We present a rare case of multifocal intraosseous calvarial hemangioma arising in the subgaleal plane causing scalloping of the underlying calvarium in an elderly male patient. Biopsy for intraosseous lesions, of course, is the most accurate, but there was a limitation because the patient did not want to receive any further procedure. In histologic findings of hemangioma including bony trabeculae, we would not be sure whether some of the intraosseous hemangioma is involved in the tissue or whether the subgaleal hemangioma contains part of the cortical bone. However, there were somethings to consider in our case: intraoperative finding also showed that there were multiple vascular channels with bone bleeding, which led us to believe that the subgaleal lesion was connected inward. And the outer table of the underlying cortical bone with a hemangioma on CT was very thin. Considering these points, the authors made a diagnosis this would be intraosseous hemangioma. This case highlights the importance of additional CT examination in patients presenting with signs of underlying calvarium scalloping and erosion. Clinicians should also be aware of the possibility of multifocal intraosseous calvarial hemangiomas in lesions that may extend to the periphery and the possibility of intracranial extension, especially in the frontal and parietal bones. Furthermore, proper selection of congenital vascular malformation terminology is still quite confusing and misconception are present in the literature.
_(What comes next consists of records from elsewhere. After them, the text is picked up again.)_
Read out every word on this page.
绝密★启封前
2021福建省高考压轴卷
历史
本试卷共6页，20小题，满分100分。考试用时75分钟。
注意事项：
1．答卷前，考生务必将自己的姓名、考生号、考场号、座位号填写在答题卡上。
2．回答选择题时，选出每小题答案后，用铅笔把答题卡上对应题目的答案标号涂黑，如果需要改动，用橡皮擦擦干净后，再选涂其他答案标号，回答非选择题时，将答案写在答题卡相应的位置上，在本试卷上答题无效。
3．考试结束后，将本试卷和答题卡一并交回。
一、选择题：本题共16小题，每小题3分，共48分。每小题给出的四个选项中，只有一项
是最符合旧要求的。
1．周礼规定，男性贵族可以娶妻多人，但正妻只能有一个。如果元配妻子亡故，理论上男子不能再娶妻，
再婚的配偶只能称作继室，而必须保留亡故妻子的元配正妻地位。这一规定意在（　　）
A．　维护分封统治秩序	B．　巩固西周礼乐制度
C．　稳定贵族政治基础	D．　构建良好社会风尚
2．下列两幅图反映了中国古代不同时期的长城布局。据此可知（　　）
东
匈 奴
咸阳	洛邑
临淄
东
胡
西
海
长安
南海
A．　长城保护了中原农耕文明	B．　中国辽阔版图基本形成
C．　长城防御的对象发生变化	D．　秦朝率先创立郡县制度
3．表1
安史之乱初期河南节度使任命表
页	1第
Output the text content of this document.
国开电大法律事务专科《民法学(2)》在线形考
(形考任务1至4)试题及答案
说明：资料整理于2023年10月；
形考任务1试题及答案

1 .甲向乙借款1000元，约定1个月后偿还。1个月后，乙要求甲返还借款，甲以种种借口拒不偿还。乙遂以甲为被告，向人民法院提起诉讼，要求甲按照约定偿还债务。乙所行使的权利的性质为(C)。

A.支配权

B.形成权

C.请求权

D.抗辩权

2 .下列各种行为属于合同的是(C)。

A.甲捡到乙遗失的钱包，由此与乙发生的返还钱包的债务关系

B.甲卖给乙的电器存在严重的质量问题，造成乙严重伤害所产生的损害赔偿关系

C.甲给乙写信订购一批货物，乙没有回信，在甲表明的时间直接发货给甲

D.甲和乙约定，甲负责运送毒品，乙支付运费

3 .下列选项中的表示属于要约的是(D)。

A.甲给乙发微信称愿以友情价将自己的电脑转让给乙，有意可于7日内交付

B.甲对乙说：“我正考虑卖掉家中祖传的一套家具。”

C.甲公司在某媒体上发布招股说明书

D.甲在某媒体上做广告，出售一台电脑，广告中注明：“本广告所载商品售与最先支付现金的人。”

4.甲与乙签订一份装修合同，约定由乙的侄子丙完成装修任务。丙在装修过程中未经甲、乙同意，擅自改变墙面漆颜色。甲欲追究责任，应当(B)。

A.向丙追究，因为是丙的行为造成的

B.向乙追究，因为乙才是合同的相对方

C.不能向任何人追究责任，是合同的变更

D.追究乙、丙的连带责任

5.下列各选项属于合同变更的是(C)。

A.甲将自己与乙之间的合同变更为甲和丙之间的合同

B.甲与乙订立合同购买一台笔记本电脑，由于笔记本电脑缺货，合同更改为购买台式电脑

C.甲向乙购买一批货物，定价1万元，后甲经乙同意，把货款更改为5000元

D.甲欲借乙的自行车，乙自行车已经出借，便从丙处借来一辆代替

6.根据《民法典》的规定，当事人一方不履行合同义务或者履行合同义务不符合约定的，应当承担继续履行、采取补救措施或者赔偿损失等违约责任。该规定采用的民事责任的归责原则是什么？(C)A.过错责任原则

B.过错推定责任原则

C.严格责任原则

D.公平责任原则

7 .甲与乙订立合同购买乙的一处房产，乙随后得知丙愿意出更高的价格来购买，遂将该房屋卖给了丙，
No potential conflict of interest relevant to this article was reported.

Ethical approval

The study was approved by the Institutional Review Board of Chungnam National University Hospital (IRB No. CNUH 2019-02-034) and performed in accordance with the principles of the Declaration of Helsinki. Written informed consent was obtained.

Patient consent

The patient provided written informed consent for the publication and the use of his images.

Fig. 1.
Preoperative photo and ultrasonographic findings. (A) A swelling (diameter, 2.5 cm; height, 7 mm) was observed without change of the overlying skin in the left forehead area. (B) Ultrasonography revealed a well-defined margin adjacent to the left frontal bone in the subgaleal layer, with a hypoechoic lesion 2.2 cm×0.3 cm in size. It revealed hyperechoic striated septae parallel to the skin suggestive of lipoma. No significant flow is observed on Doppler sonography, which indicated no evidence of internal vascularity.
Fig. 2.
Intraoperative photos. (A) After excision of the mass, the cortical bone was relatively intact, however, erosion of the outer table of the skull was observed. (B) The mass of left frontal lesion was well delineated and reddish-brown in color and shows hemorrhagic features with a cluster of small vessels.
Fig. 3.
Computed tomograms. The area where the mass was located in frontal bone (green arrows) and multifocal lesion in parietal bone (red arrows). (A) Sagittal view and (B) three-dimensional volume rendering technique reconstruction image.
Fig. 4.
Histologic findings. (A) The cavernous hemangioma with thin-wall veins of varying sizes (H&E, ×100). (B) The cavernous hemangioma with trabecular bone (arrow) (H&E, ×10).